Патриот. Жестокий роман о национальной идее - стр. 38
Слухи о том, что можно бесплатно и, главное, без цензуры разместить в Сети для всеобщего обозрения любую собственную мысль, облекши ее в форму небольшого повествования, расползались с колоссальной скоростью. Вскоре почти во всех российских офисах не осталось ни одного человека, кто не знал бы о существовании Жориного сайта. В день тысячи людей, улучив на работе свободную минутку, набирали заветные буквицы «fuck» и спустя мгновение переставали быть самими собой. На смену Оле, Маше, Пете и Денису приходили Херба, Степан Ублюдков, Мандаринка и Алкей Швеллер. Эти странные псевдонимы с неясными на первый взгляд производными именовались никами, и под этими самыми никами офисный народец, называемый «планктоном», отрывался на всю катушку. Каждый мог написать что угодно о своем идиоте-начальнике, да и просто о ком угодно: анонимность развязывала фантазию, а с нею и языки. Движение стремительно набирало обороты, появились свои любимые авторы, просто известные персонажи, и одним из них стал некто Миша с ником Змей.

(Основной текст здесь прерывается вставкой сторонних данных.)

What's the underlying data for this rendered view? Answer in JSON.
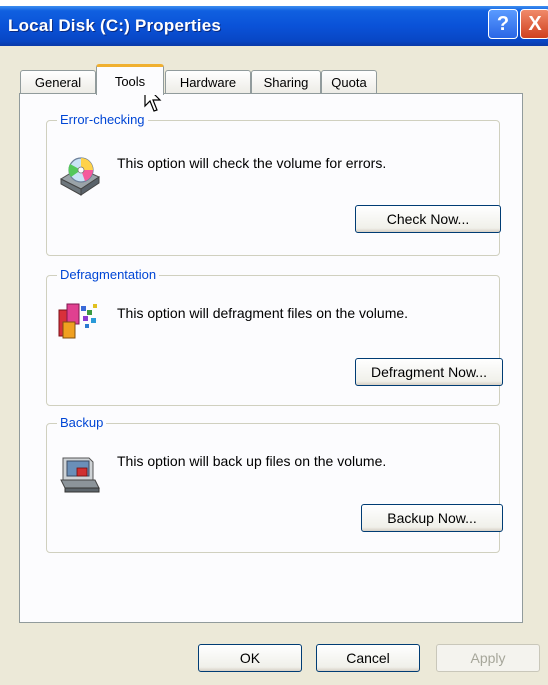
{
  "window": {
    "title": "Local Disk (C:) Properties",
    "help_label": "?",
    "close_label": "X"
  },
  "tabs": [
    {
      "label": "General",
      "active": false
    },
    {
      "label": "Tools",
      "active": true
    },
    {
      "label": "Hardware",
      "active": false
    },
    {
      "label": "Sharing",
      "active": false
    },
    {
      "label": "Quota",
      "active": false
    }
  ],
  "groups": {
    "error_checking": {
      "label": "Error-checking",
      "text": "This option will check the volume for errors.",
      "button": "Check Now...",
      "icon": "disk-check-icon"
    },
    "defragmentation": {
      "label": "Defragmentation",
      "text": "This option will defragment files on the volume.",
      "button": "Defragment Now...",
      "icon": "defragment-icon"
    },
    "backup": {
      "label": "Backup",
      "text": "This option will back up files on the volume.",
      "button": "Backup Now...",
      "icon": "backup-icon"
    }
  },
  "footer": {
    "ok": "OK",
    "cancel": "Cancel",
    "apply": "Apply"
  },
  "colors": {
    "titlebar": "#0a52d8",
    "group_label": "#0046d5",
    "active_tab_accent": "#f0b030"
  }
}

У Жоры Лаврикова была одна, вне всякого сомнения достойная любого творческого индивидуума, черта: он никогда не доводил ничего до конца. Вот и «fuck» надоел ему, словно старая игрушка избалованному ребенку. К тому же после столь провально проведенной предвыборной кампании авторитетного кавказского предпринимателя, за время которой на счетах Жоры отложилось что-то около восьми миллионов долларов, он решил, что слишком хорош для России. Его жена Лурдес, Лурдита – красавица из Коста-Рики, каким-то чудом попавшая в московский модельный бизнес, по ее собственному выражению, «замерзла». Именно так она однажды и заявила Жоре, что называется, в лоб прямо с утра, когда тот с трудом разлепил воспаленные от ночного бдения за компьютером веки:
– Жорес, – так она называла его на испанский манер, – я очень замерзла здесь и не хочу больше жить в твоей стране. Я хочу уехать, вернуться к себе, в свою маленькую теплую Коста-Рику, где нет снега в мае, где, черт меня возьми, вовсе нет никакого снега!!! Я южный цветочек, понимаешь, а здесь я могу жить только в оранжерее, иначе я просто завяну раньше времени и стану такой же блеклой и невзрачной, как все ваши бабы!

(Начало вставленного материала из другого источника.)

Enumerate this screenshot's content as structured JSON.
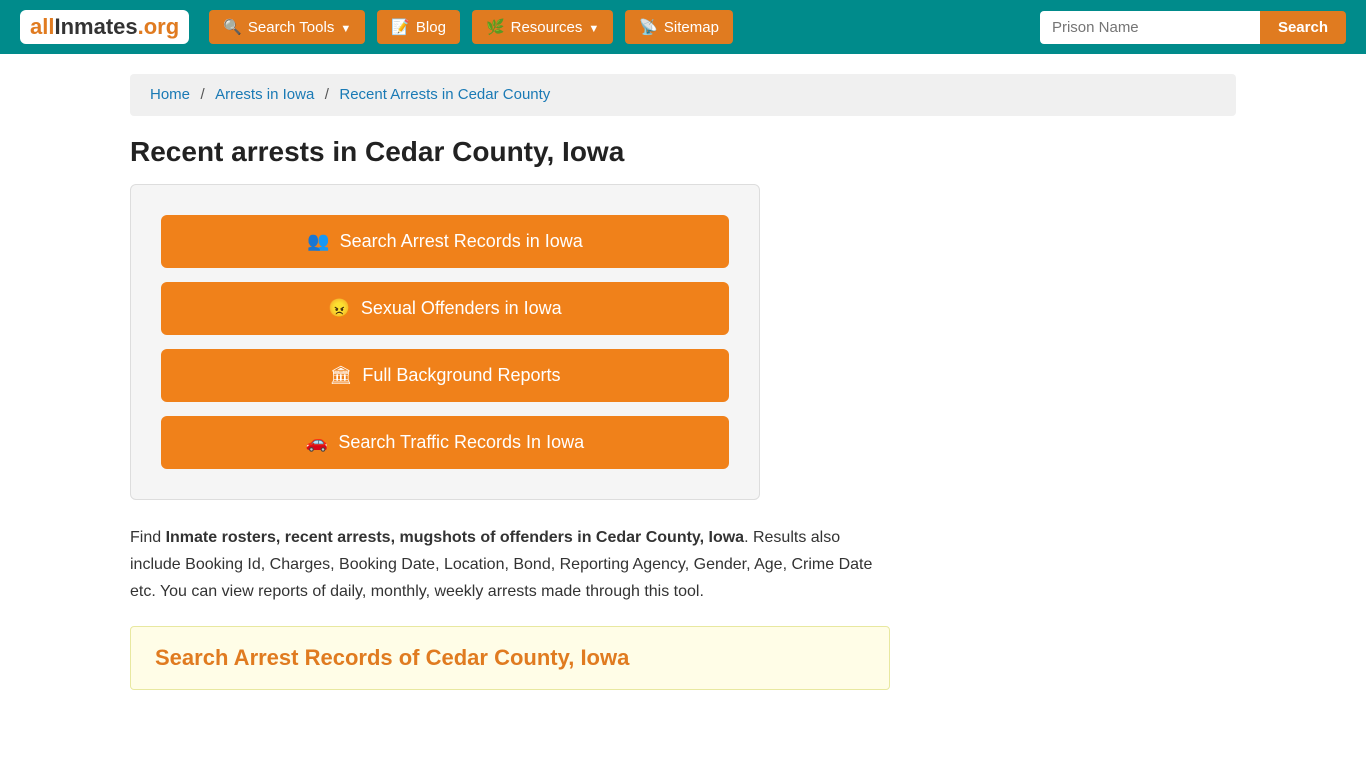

– С чего это ты взяла, что наши бабы блеклые и невзрачные?! – начал было возражать Жора, но Лурдита пресекла его негодование простой фразой, брошенной ею усталым и делано безразличным тоном в стиле себе под нос:
– Ну, женился-то ты на мне.
На это Жора не нашел ответа и, выйдя на кухню, приоткрыл окно, выходящее в сад. За окном стояли белые искристые стволы, за окном было все, кроме солнца и тепла, и где-то там, очень далеко, так что этого никак было не увидеть, авторитетный кавказский предприниматель точил свой племенной кинжал, пробуя ногтем лезвие. При воспоминании о предпринимателе и его кинжале Жора поежился, закрыл окно, нервно закурил, удерживая сигарету в трясущихся пальцах, и позвонил Змею:
– Мишка, я сваливаю.
– Э-э-э, не понял… Куда это ты, Неро?
– Неважно. Я замерз и, чтобы не окоченеть на веки вечные, покидаю берега нашей родины.
– Ну, в добрый путь, как говорится, – равнодушно напутствовал Змей, недолюбливающий Жору за его капиталы и лидерство.
– Змей, я только об одном тебя прошу: ты движуху сохрани, ладно? Придет время, и она для тебя хорошую службу сослужит, наживешь с нее, понял?